Are we missing the bigger picture?

One of the biggest things hanging over all of us at present is where the North Korean nuclear missile issue will lead—which may be somewhere very bad and frightening. So you would think we would all be talking about it all the time. Friends meeting in pubs mention it, but only in passing, and often to laugh at the two world leaders who hold our fate in their hands. Otherwise, it is an absent topic of discussion.

Why is this?

I think it is because it is such a big issue and something we cannot as individuals do much about.

Even if we want to take some action, it is not clear to whom we should be sending petitions and emails, who we should be demonstrating against or for, or who we should vote for to make any difference at this point.

Instead, we get back to focusing on our day-to-day lives—and to the comparatively safe political areas of the continuation of the May Government and the complex second order issue of how long a transition to Brexit might be.

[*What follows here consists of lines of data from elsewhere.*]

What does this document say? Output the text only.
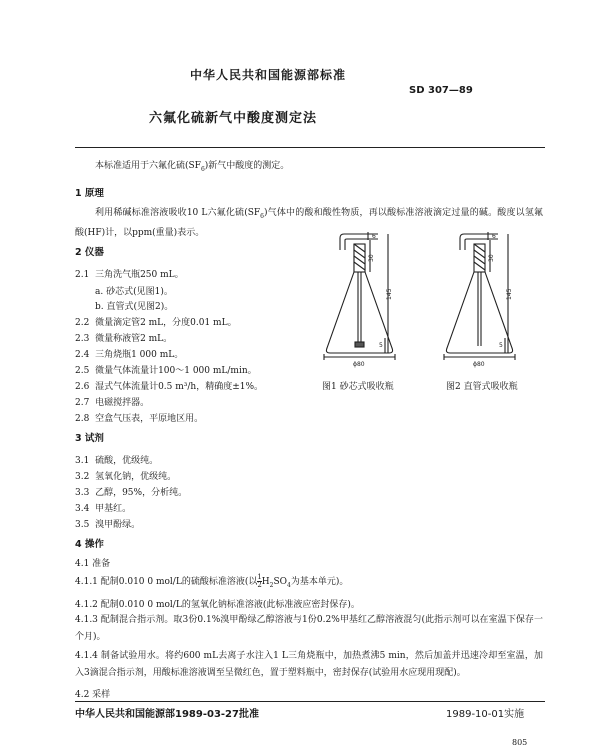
中华人民共和国能源部标准
SD 307—89
六氟化硫新气中酸度测定法
本标准适用于六氟化硫$(SF_6)$新气中酸度的测定。
1 原理
利用稀碱标准溶液吸收10 L六氟化硫$(SF_6)$气体中的酸和酸性物质，再以酸标准溶液滴定过量的碱。酸度以氢氟酸(HF)计，以ppm(重量)表示。
2 仪器
2.1 三角洗气瓶250 mL。
a. 砂芯式(见图1)。
b. 直管式(见图2)。
2.2 微量滴定管2 mL，分度0.01 mL。
2.3 微量称液管2 mL。
2.4 三角烧瓶1 000 mL。
2.5 微量气体流量计100～1 000 mL/min。
2.6 湿式气体流量计0.5 m³/h，精确度±1%。
2.7 电磁搅拌器。
2.8 空盒气压表，平原地区用。
6
30
145
5
ϕ80
6
30
145
5
ϕ80
图1 砂芯式吸收瓶	图2 直管式吸收瓶
3 试剂
3.1 硫酸，优级纯。
3.2 氢氧化钠，优级纯。
3.3 乙醇，95%，分析纯。
3.4 甲基红。
3.5 溴甲酚绿。
4 操作
4.1 准备
4.1.1 配制0.010 0 mol/L的硫酸标准溶液(以 $\frac{1}{2} H_2SO_4$为基本单元)。
4.1.2 配制0.010 0 mol/L的氢氧化钠标准溶液(此标准液应密封保存)。
4.1.3 配制混合指示剂。取3份0.1%溴甲酚绿乙醇溶液与1份0.2%甲基红乙醇溶液混匀(此指示剂可以在室温下保存一个月)。
4.1.4 制备试验用水。将约600 mL去离子水注入1 L三角烧瓶中，加热煮沸5 min，然后加盖并迅速冷却至室温，加入3滴混合指示剂，用酸标准溶液调至呈微红色，置于塑料瓶中，密封保存(试验用水应现用现配)。
4.2 采样
中华人民共和国能源部1989-03-27批准	1989-10-01实施
805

While this is an understandable reaction, it is not always a good one. We end up looking away from the major issue and instead searching for smaller things to do and improve.

We end up looking away from the major issue and searching for smaller things to improve.

So at home we worry about what’s for dinner tonight more than the fact we are racking up debt we can’t afford.

In councils we worry about getting planning permission regimes for underground basements more than the fact that some of our high-rise housing stock has become a potential death trap.

In the education department we disrupt the whole teaching profession with some relatively small impact amendments, rather than focus on why many kids are not getting even adequate grades—whether that is called a C or a 4 in the new language.

In charities we build up an obsessive worry with day-to-day management concerns, and lose sight of the fact we are not getting very far in pursuing our charity’s mission. Hence at NPC we often try to take organisations right back to their purpose and their theory of change.

Perhaps we are all misled by current fads that have crossed over from sport. Before it started to get into a bit of controversy, British cycling was thought to be the epitome of the idea that the route to success was to make marginal gains or improvements in everything you did. While this may work for some sports and a bit elsewhere, there is no reason to think it works in other areas of life of public policy.

In business you sometimes need to smash the model, not marginally improve it over and over again. In relationships, you sometimes just have to walk away.

And in public services there comes a moment when you can no longer ignore the big fact: that the system is just not working and no amount of oil in the engine or tightening of the screws will make much difference.

In the case of North Korea, given there is not much most of us can do, concentrating on something else may be a sensible approach. In many aspects of our public and private lives, though, this diversion approach is deeply flawed.